The chi-square statistic then comes out to be 22.63.

In order to find our p-value, we also need to know something about the distribution

of the chi-square statistic, and for that we need our degrees of freedom.

We have five levels here.

White, black, Native American, Asian and Pacific Islander, and other.

So 5- 1 = 4 degrees of freedom for this test statistic.

Then the only thing left is the calculation of the p-value.

The p-value for

a chi-square test is defined as the tail area above the calculated test statistic.

Because the test statistic is always positive, and

a higher test statistic means a higher deviation from the null hypothesis.

So just like F tests, within that chi-square tests as well,

the p-value is always defined as the tail area.

That's above the observed test statistics.

So our chi-square distribution looks something like this.

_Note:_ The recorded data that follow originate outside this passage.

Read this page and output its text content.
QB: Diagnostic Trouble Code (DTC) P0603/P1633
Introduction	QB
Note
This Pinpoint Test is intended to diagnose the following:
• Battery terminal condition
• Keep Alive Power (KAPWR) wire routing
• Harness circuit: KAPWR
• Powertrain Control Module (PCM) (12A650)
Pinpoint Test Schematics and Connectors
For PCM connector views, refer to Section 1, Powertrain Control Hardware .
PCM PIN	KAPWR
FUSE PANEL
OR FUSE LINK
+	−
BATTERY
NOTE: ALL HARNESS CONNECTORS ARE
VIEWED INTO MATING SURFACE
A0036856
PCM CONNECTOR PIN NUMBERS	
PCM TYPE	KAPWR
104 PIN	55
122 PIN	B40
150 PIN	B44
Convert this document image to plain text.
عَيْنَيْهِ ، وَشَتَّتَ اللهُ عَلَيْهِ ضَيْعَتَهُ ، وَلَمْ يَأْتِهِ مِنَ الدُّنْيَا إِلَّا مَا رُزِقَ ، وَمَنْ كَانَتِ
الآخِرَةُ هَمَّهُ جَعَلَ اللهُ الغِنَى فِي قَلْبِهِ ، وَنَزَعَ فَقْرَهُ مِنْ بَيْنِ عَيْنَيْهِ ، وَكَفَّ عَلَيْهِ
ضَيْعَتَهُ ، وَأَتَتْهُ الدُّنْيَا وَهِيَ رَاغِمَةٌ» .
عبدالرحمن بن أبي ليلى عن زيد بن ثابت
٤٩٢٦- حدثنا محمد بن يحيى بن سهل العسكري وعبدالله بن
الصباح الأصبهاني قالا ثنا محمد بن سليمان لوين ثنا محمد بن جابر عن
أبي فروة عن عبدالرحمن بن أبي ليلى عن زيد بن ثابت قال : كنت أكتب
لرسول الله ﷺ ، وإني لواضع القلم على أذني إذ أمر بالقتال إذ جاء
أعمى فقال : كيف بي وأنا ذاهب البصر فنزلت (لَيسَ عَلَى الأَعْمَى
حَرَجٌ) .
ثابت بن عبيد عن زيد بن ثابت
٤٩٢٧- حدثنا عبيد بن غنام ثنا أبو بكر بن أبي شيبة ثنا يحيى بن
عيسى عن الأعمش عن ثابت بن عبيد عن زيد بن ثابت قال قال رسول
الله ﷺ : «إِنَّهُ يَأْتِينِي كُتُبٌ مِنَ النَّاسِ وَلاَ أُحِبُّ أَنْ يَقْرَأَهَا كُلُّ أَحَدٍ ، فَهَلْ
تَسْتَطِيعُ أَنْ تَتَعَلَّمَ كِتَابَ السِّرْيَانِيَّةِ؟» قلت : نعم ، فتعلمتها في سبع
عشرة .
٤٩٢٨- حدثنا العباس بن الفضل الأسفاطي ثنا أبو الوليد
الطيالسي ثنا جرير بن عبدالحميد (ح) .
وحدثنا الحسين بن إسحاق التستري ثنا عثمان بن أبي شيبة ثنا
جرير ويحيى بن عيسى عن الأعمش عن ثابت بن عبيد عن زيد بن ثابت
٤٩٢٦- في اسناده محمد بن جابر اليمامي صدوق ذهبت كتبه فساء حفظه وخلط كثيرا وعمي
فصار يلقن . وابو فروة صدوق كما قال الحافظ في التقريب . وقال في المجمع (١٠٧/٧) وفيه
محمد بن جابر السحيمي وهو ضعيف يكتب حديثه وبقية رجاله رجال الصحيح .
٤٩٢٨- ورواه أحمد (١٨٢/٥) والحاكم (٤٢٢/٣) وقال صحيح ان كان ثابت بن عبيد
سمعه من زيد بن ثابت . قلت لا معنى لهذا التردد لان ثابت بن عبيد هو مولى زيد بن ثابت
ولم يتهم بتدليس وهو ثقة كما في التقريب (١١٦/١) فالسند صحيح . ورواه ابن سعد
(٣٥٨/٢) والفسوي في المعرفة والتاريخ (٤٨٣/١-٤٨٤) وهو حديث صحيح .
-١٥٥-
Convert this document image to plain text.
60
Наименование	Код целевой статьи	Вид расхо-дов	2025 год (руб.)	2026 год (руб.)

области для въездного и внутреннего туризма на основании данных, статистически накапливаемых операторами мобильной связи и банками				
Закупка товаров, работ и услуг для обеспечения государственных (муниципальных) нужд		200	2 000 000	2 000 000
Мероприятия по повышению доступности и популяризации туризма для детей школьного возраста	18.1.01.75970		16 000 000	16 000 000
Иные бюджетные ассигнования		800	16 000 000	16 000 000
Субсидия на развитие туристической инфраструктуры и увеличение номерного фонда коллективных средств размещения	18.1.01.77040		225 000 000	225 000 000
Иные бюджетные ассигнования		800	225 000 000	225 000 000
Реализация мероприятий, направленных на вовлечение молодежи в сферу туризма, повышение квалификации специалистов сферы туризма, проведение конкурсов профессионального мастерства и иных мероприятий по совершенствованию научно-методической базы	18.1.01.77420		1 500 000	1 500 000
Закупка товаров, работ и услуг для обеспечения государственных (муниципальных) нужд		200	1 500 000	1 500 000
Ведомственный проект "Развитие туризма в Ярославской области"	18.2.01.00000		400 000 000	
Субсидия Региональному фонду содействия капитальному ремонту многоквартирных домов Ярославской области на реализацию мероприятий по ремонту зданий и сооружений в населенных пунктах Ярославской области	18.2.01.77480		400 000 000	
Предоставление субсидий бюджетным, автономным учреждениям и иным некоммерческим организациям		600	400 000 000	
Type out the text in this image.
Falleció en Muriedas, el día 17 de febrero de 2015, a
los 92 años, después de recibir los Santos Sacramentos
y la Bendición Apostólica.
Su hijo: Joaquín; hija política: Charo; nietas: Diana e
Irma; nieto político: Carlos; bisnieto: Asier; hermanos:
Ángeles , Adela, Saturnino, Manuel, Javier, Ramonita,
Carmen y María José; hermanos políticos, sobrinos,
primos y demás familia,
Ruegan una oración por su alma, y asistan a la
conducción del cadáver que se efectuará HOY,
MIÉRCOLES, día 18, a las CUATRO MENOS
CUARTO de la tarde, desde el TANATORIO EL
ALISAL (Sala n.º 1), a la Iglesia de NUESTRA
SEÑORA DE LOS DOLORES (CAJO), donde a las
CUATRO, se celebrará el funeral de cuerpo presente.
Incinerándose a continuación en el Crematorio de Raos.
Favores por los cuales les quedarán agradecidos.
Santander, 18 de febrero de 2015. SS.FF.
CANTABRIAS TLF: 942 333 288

It's right skewed and remember that it's a squared value, so

it always needs to be a positive number and we shade the tail area beyond the,

observed chi-square statistic that we calculated.

Well how do we find that tail areal?

One option would be to use R.

For that we can use the p chi-square function where

we feed in our observed chi-square statistic, the degrees of freedom, and

I've also specified that we don't want the lower tail.

Because as we just showed in a chi-squared test we always want the upper tail and

that p-value comes out to be a pretty small p-value 0.0002.

Another possibility is to use the applet.

12:39

So in the applet we first pick the chi-squared distribution

then we select our degrees of freedom, which was 4.

And then we want to make sure we're getting the upper tail, and

we're going to look for the tail area that's beyond 22.63.

It appears that in this particular applet, the maximum we're getting is 14.9.

But even the tail area for

the chi squared distribution with four degrees of freedom for

any area that is beyond 14.9 is roughly 0.5%.

Remember that our test statistic was much larger than 14.9, meaning that the tail

area that's going to be left beyond that is going to be much smaller than 5%.

13:26

And lastly, we can also use a table to find this p-value.

So a chi-square table looks something like this.

It works a lot like the t tables where instead of probabilities incited,

we actually have some critical values.

First, we want to locate the row that's associated with our degrees of freedom, so

that's 4.

And then within this row,

we want to locate our observed chi-squares statistic, which was 22.63.

It seems like that value would be off the table,

and it's going to be on the right side of the table.

Meaning that our p-value, so the tail area that's going to be left beyond it

is going to be over going in the same direction as well.

We can see that as we move to the right on this table,

the p-values are getting smaller and smaller.

Therefore, we can say that based on this table,

our p-value is a number that's less than 0.001.

Which seems to agree with the exact key value operation from R.

With such a small p-value, we would reject the null hypothesis,

which in this context means that the data provide convincing evidence that

the observed distribution of the counts of race ethnicities of jurors does

not follow the distribution in the population.